While laboratory-based technologies for analysis of water contaminants are time-consuming, labor-intensive and expensive, the method introduced in a paper published in Analytical Chemistry is eloquent. The system combines a membrane tube and an ion mobility analysis system, or analyzer, creating a single procedure for in-situ monitoring of chlorinated hydrocarbons in water.
“Our technology represents a low-cost yet highly accurate way to monitor contaminants in water and air,” said Chemical Sciences Division researcher Jun Xu, the lead researcher for the project.
The proprietary system, called membrane-extraction ion mobility spectrometry, is a single compact device able to detect aqueous tetrachloroethylene and tricholoroethylene concentrations as low as 75 micrograms per liter with a monitoring duty cycle of three minutes. Xu noted that this technology would reduce the cost of long-term monitoring of contaminants in groundwater by up to 80 percent.

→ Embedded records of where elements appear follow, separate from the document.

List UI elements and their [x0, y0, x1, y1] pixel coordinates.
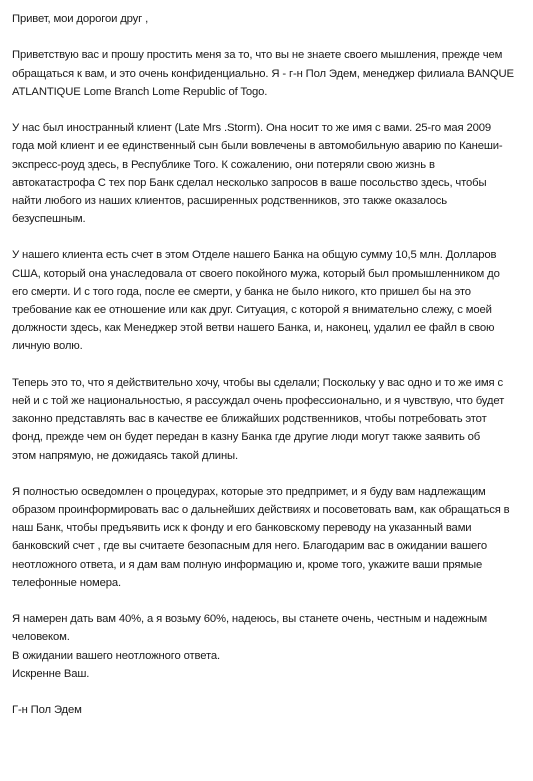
- paragraph-request: [12, 374, 522, 465]
- text-line: личную волю.: [12, 340, 83, 353]
- text-line: автокатастрофа С тех пор Банк сделал несколько запросов в ваше посольство здесь, чтобы: [12, 176, 487, 189]
- text-line: этом напрямую, не дожидаясь такой длины.: [12, 449, 239, 462]
- text-line: человеком.: [12, 631, 70, 644]
- spacer: [12, 101, 522, 119]
- text-line: У нас был иностранный клиент (Late Mrs .Storm). Она носит то же имя с вами. 25-го мая 2009: [12, 122, 492, 135]
- text-line: Я намерен дать вам 40%, а я возьму 60%, надеюсь, вы станете очень, честным и надежным: [12, 613, 487, 626]
- greeting: Привет, мои дорогои друг ,: [12, 13, 149, 25]
- text-line: США, который она унаследовала от своего покойного мужа, который был промышленником до: [12, 267, 500, 280]
- closing-block: [12, 610, 522, 683]
- text-line: законно представлять вас в качестве ее ближайших родственников, чтобы потребовать этот: [12, 413, 487, 426]
- paragraph-intro: [12, 46, 522, 101]
- text-line: наш Банк, чтобы предъявить иск к фонду и его банковскому переводу на указанный вами: [12, 522, 472, 535]
- paragraph-client: [12, 119, 522, 228]
- text-line: Теперь это то, что я действительно хочу, чтобы вы сделали; Поскольку у вас одно и то же имя с: [12, 376, 503, 389]
- signature: Г-н Пол Эдем: [12, 704, 82, 717]
- text-line: требование как ее отношение или как друг. Ситуация, с которой я внимательно слежу, с моей: [12, 304, 492, 316]
- text-line: У нашего клиента есть счет в этом Отделе нашего Банка на общую сумму 10,5 млн. Долларов: [12, 249, 497, 262]
- text-line: банковский счет , где вы считаете безопасным для него. Благодарим вас в ожидании вашего: [12, 540, 487, 553]
- text-line: Я полностью осведомлен о процедурах, которые это предпримет, и я буду вам надлежащим: [12, 485, 486, 498]
- text-line: Искренне Ваш.: [12, 667, 90, 680]
- spacer: [12, 683, 522, 701]
- text-line: В ожидании вашего неотложного ответа.: [12, 649, 221, 662]
- text-line: должности здесь, как Менеджер этой ветви нашего Банка, и, наконец, удалил ее файл в свою: [12, 322, 495, 335]
- text-line: телефонные номера.: [12, 576, 122, 589]
- text-line: экспресс-роуд здесь, в Республике Того. К сожалению, они потеряли свою жизнь в: [12, 158, 435, 171]
- text-line: фонд, прежде чем он будет передан в казну Банка где другие люди могут также заявить об: [12, 431, 481, 444]
- spacer: [12, 356, 522, 374]
- text-line: Приветствую вас и прошу простить меня за то, что вы не знаете своего мышления, прежде чем: [12, 49, 503, 62]
- paragraph-account: [12, 246, 522, 355]
- text-line: его смерти. И с того года, после ее смерти, у банка не было никого, кто пришел бы на это: [12, 285, 471, 298]
- text-line: безуспешным.: [12, 213, 86, 226]
- text-line: найти любого из наших клиентов, расширенных родственников, это также оказалось: [12, 194, 447, 207]
- email-letter: [12, 10, 522, 719]
- spacer: [12, 28, 522, 46]
- text-line: образом проинформировать вас о дальнейших действиях и посоветовать вам, как обращаться в: [12, 504, 510, 517]
- text-line: ATLANTIQUE Lome Branch Lome Republic of Togo.: [12, 85, 268, 98]
- text-line: ней и с той же национальностью, я рассуждал очень профессионально, и я чувствую, что будет: [12, 394, 505, 407]
- text-line: неотложного ответа, и я дам вам полную информацию и, кроме того, укажите ваши прямые: [12, 558, 483, 571]
- text-line: обращаться к вам, и это очень конфиденциально. Я - г-н Пол Эдем, менеджер филиала BANQUE: [12, 67, 514, 80]
- spacer: [12, 465, 522, 483]
- paragraph-procedure: [12, 483, 522, 592]
- spacer: [12, 592, 522, 610]
- spacer: [12, 228, 522, 246]
- text-line: года мой клиент и ее единственный сын были вовлечены в автомобильную аварию по Канеши-: [12, 140, 503, 153]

“Based on this technology, a field-deployable sensor can be made and you would no longer need to have someone take a groundwater sample from a well and ship it to a laboratory for testing,” Xu said. “The ORNL sensor does all three of these tasks in one step and very quickly, saving money.”
Groundwater monitoring, however, is just one example of the technology’s capabilities. The sensor can also be configured to monitor well, tap or river water or other water suspected of having an undesirable or possibly illegal level of contamination. Also, additional membranes with different properties can be installed to enable collection of a wider variety of contaminants.
Co-authors of the paper, titled “Membrane-extraction ion mobility spectrometry for in situ detection of chlorinated hydrocarbons in water,” are Yongzhai Du, Wei Zhang, William Whitten and David Watson of ORNL and Haiyang Li of the Dalian Institute of Chemical Physics, Chinese Academy of Science.
UT-Battelle manages ORNL for the Department of Energy’s Office of Science. Funding for this research was provided by the Strategic Environmental Research and Development Programs.